The looming US debt ceiling deadline, when the Treasury can no longer pay the government’s bills without raising the limit, has been predicted to arrive no earlier than June 1. While this is welcome news for investors, it has also created complacency around market volatility, as seen by the CBOE Market Volatility Index (VIX) trading below 18 on Friday. The decrease in expectations of future stock market volatility has been attributed to several factors, including declining bond yields, solid Q1 corporate profits, and steady US economic growth. This has led to increased vulnerability to financial instability concerns and shocks near term, including the debt ceiling.

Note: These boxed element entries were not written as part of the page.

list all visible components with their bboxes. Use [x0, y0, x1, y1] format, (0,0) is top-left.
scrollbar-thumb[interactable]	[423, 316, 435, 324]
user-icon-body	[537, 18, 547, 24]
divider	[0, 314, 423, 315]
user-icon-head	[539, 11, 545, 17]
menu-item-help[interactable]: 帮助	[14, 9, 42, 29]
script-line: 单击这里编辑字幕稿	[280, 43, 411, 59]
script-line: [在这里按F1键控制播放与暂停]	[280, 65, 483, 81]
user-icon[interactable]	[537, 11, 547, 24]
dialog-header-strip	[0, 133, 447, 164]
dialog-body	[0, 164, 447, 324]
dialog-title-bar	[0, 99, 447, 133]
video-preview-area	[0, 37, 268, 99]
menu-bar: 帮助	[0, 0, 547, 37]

The debt ceiling deadline has set a worrying precedent for investors, following the 2011 debt limit crisis that led to a stock slump, with the S&P 500 falling 19.4% within several months. In the current economic climate, with central banks tightening policy, Goldman Sachs sees little progress for stocks and expects a range-bound market. The government’s ability to keep the engine running is critical to preventing the US from skirting a recession, with consumer spending still accounting for 68.5% of the economy. However, investors are not expected to react to the debt talks until the deadline draws even closer.
Investors are anticipating April’s retail sales reports, to be released next week, to determine the state of consumer spending in the US, which could be affected by debt negotiations. Deutsche Bank predicts a 0.7% month-over-month growth, and Credit Suisse forecasts an estimated 0.6% growth for April. Several companies, including Target, TJX, and Walmart, are also scheduled to release their quarterly financial reports.
Over the course of next week, New York Fed President John Williams is scheduled to speak twice, while Federal Reserve Chairman Jerome Powell will sit down for a talk with former Federal Reserve Chairman, Ben Bernanke, at a central bank gathering in Washington on Friday.